Developing a Model for Disinfection By-Products in a Water Distribution System

Abstract

The characteristics of disinfection by-products (DBPs) formation in the distribution system of Hiroshima City were investigated. Then a model was developed for predicting DBPs based on the formation kinetics. In previous studies, many factors, such as water temperature, pH, amount of chlorine residual (Cl2), type and amount of organic substances, and residence time were confirmed to affect DBP formation experimentally. These factors, except for Cl2 concentration, were observed to have a significant influence on DBP formation in the real distribution system.

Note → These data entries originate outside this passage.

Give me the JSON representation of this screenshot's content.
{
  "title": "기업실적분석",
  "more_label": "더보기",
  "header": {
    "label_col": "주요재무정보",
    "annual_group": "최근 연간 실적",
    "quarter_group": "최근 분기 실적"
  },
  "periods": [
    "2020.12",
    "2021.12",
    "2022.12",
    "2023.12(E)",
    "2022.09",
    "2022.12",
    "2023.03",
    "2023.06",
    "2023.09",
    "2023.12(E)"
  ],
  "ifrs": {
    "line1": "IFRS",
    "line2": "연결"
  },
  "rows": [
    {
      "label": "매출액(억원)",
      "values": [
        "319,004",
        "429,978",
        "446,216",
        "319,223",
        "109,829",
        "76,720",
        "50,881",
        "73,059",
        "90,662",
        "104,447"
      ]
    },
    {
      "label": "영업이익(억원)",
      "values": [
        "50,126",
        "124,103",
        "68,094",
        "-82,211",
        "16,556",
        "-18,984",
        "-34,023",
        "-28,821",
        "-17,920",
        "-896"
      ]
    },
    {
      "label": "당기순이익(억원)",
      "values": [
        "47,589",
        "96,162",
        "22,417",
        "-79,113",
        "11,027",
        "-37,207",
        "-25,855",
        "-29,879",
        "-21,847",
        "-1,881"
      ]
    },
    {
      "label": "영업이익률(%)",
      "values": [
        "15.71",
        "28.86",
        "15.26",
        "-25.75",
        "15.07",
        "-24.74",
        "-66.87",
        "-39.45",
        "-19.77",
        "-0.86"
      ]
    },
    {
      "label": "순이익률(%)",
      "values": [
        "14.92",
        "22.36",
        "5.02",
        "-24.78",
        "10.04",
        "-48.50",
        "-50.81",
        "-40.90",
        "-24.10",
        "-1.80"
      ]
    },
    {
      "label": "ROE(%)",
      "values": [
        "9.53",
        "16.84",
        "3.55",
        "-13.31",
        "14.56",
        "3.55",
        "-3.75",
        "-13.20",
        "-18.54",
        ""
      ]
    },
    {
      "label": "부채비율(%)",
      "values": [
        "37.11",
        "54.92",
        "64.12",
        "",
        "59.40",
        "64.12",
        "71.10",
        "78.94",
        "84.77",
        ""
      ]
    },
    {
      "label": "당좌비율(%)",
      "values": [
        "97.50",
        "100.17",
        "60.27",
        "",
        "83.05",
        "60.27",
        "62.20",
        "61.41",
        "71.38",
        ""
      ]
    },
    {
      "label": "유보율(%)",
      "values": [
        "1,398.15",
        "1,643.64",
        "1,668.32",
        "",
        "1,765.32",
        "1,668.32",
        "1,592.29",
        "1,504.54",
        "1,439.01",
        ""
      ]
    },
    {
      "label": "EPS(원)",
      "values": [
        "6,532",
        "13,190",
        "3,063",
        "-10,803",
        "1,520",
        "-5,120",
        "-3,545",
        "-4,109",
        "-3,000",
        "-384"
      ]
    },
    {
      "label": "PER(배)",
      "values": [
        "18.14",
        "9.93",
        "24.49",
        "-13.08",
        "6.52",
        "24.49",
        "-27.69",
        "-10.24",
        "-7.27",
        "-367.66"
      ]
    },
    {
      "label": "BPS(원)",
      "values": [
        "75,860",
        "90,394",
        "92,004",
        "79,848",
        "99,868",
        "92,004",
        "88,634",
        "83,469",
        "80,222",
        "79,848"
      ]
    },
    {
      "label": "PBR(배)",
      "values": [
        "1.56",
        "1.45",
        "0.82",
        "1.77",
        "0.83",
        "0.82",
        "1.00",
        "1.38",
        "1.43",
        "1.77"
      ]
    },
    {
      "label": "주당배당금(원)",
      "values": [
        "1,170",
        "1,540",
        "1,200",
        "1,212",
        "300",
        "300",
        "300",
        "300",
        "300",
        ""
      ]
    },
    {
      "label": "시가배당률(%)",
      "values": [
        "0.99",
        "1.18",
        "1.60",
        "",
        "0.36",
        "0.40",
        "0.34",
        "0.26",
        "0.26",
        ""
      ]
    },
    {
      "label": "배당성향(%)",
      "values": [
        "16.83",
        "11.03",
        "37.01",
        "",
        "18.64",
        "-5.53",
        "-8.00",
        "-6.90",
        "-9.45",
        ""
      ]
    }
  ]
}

However, there was not a distinct relationship between DBPs and Cl2 concentrations at the sampling location using a reaction time of over 30 hr. We attempt to predict DBPs in the distribution system from considerations of the above DBP formation kinetics that follow; DBPs＝DBPs-eq×(1−exp(−k×(t＋c))) Here, DBPs-eq is the DBP concentration at equilibrium, k is the parameter of the DBP formation rate after the effluent is in the distribution reservoir (after approximately 10 hr), t is the residence time in the water distribution system, and c is the parameter of the residence time based on the DBP formation pattern in the distribution system. The equation with the input variables of water temperature and residence time was developed from the relationship between the coefficients in the equation and the factors mentioned above. The ratios of the predicted DBP concentrations to the observed DBP concentrations in the case of dichloroacetic acid and trichloroacetic acid were 0.79 (0.60-1.23) and 0.82 (0.73-1.04), respectively. The model is helpful for managing the DBPs in water distribution systems.